Captain of the F/V Sea Harvest

Prince Rupert, BC

Growing up in Ucluelet, for Captain Paul Edwards, fishing is the family business. As a third-generation fisherman, seven of his eight siblings have also worked in the commercial fishing industry. For the past thirty-four years, Paul has been fishing Dungeness crab on the Hecate Strait with his wife Noella and their three sons all taking a turn fishing with him. And for the past two years, his nephew has been co-captain of the Sea Harvest while his granddaughter occasionally hops into the holding tanks to help offload the boat, risking the wrath of a thousand pinching claws. 

When asked what his favourite part about fishing is, Paul says, “All three of my kids have worked with me on the boat. Teaching them how to fish, respect for the ocean and work ethic are all my favourite moments”.

Tell us about your boat!

The Sea Harvest was built in Parksville, BC, in 1980 as a salmon and herring packer. It has your typical 871 Detroit Diesel engine with 300 horsepower. We just added the top house in 2020. 

How long have you been commercial fishing? 

Fifty-five years. I started trolling for salmon with my grandfather when I was young and then went on to fish halibut with my father. 

What other fisheries are you involved in?

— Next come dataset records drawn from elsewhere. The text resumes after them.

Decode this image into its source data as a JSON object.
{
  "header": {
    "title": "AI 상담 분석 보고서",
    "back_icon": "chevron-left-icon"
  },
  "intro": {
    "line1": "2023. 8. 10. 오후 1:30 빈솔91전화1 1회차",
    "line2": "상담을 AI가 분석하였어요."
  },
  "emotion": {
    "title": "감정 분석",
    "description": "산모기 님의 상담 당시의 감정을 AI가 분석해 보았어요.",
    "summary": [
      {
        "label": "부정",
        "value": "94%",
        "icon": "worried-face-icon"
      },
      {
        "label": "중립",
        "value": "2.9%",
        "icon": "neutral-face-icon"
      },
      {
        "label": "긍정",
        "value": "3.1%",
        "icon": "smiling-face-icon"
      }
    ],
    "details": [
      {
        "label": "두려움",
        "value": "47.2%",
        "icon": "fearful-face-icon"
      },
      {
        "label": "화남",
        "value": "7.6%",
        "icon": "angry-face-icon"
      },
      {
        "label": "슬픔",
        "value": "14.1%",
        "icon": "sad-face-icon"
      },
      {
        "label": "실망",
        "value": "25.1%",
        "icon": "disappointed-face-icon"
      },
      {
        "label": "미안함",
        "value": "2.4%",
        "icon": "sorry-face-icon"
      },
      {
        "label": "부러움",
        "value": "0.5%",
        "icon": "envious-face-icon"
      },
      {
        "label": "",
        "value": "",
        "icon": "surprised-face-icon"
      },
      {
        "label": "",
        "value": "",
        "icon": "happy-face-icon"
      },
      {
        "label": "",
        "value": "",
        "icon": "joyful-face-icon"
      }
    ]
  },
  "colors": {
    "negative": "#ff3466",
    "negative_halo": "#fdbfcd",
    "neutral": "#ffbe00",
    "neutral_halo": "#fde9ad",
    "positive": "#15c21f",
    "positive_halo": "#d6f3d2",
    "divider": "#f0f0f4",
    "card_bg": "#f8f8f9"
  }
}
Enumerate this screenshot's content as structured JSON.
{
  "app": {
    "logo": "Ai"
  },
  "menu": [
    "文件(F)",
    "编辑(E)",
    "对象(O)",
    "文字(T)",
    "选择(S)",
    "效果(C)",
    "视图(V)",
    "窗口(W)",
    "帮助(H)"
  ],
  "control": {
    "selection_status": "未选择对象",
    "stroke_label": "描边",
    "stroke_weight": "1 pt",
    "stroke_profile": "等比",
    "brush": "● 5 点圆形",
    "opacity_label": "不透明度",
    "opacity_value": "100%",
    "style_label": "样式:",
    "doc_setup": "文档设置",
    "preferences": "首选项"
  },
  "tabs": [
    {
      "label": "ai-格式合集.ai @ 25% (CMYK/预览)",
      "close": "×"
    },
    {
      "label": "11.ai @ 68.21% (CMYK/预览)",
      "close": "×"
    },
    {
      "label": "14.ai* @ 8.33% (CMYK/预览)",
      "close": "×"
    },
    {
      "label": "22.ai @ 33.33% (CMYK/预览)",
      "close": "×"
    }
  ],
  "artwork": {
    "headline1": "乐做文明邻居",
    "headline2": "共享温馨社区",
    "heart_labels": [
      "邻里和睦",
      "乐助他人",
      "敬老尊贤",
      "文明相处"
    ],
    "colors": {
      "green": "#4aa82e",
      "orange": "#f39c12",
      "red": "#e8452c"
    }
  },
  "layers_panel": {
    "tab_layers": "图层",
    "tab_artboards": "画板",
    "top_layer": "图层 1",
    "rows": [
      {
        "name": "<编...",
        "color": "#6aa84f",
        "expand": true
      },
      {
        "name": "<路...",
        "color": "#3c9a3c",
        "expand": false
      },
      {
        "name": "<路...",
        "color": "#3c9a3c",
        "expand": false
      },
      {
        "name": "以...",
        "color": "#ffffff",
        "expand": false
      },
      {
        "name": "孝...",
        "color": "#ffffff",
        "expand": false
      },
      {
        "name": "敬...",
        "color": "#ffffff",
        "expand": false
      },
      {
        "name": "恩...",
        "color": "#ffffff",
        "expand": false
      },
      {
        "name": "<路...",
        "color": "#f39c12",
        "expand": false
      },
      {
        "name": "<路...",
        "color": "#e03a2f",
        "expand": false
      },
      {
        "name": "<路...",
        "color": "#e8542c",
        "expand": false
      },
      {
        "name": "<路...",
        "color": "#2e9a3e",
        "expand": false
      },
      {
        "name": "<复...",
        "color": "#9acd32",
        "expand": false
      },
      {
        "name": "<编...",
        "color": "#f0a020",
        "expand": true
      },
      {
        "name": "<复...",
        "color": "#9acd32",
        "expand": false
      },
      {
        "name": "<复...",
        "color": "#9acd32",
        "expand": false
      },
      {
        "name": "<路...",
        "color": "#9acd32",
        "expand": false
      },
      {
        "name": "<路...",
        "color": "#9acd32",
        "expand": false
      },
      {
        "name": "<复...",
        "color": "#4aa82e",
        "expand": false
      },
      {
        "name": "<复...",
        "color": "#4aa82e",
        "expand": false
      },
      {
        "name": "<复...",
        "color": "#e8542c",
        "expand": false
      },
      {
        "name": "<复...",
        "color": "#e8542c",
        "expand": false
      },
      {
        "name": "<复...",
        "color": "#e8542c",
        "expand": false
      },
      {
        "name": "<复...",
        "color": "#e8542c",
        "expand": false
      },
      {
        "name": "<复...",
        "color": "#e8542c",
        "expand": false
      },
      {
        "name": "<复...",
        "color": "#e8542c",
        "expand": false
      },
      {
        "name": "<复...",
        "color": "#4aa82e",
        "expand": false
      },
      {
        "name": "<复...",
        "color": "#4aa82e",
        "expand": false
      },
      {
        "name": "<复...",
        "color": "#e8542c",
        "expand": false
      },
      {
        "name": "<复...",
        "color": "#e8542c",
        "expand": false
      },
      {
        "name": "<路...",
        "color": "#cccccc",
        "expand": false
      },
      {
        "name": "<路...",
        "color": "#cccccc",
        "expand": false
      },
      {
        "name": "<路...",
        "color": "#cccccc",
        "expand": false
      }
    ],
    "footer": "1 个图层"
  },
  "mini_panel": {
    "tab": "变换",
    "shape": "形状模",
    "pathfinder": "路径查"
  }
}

Salmon, halibut, herring gillnet, prawns and black cod trap and longline.

What do you love about being a commercial fisherman? 

The independence. Also, most people work their whole lives just so that they can retire and go fishing. 

What is the hardest part of your job?

The politics. Fishing is the easy part. Trying to stay ahead of the politics is now the hardest part of fishing.

What’s it like fishing with your family?

Fishing with my family was always positive. I have been a deckhand for my brothers, dad and grandfather. My brothers and all of my sons have fished with me over my career. 

Any advice for young people entering the industry? 

Work on getting enough sea time and training to continue to work in Canada’s marine industry jobs.

What’s your favourite way to cook Dungeness crab?

Barbequed. Once you have killed and cleaned your crab, separate the legs from the body. Put the crab on tinfoil and pour a quarter pound of butter on top with some garlic or black bean sauce. Double wrap it all in tinfoil and then throw it on the barbecue.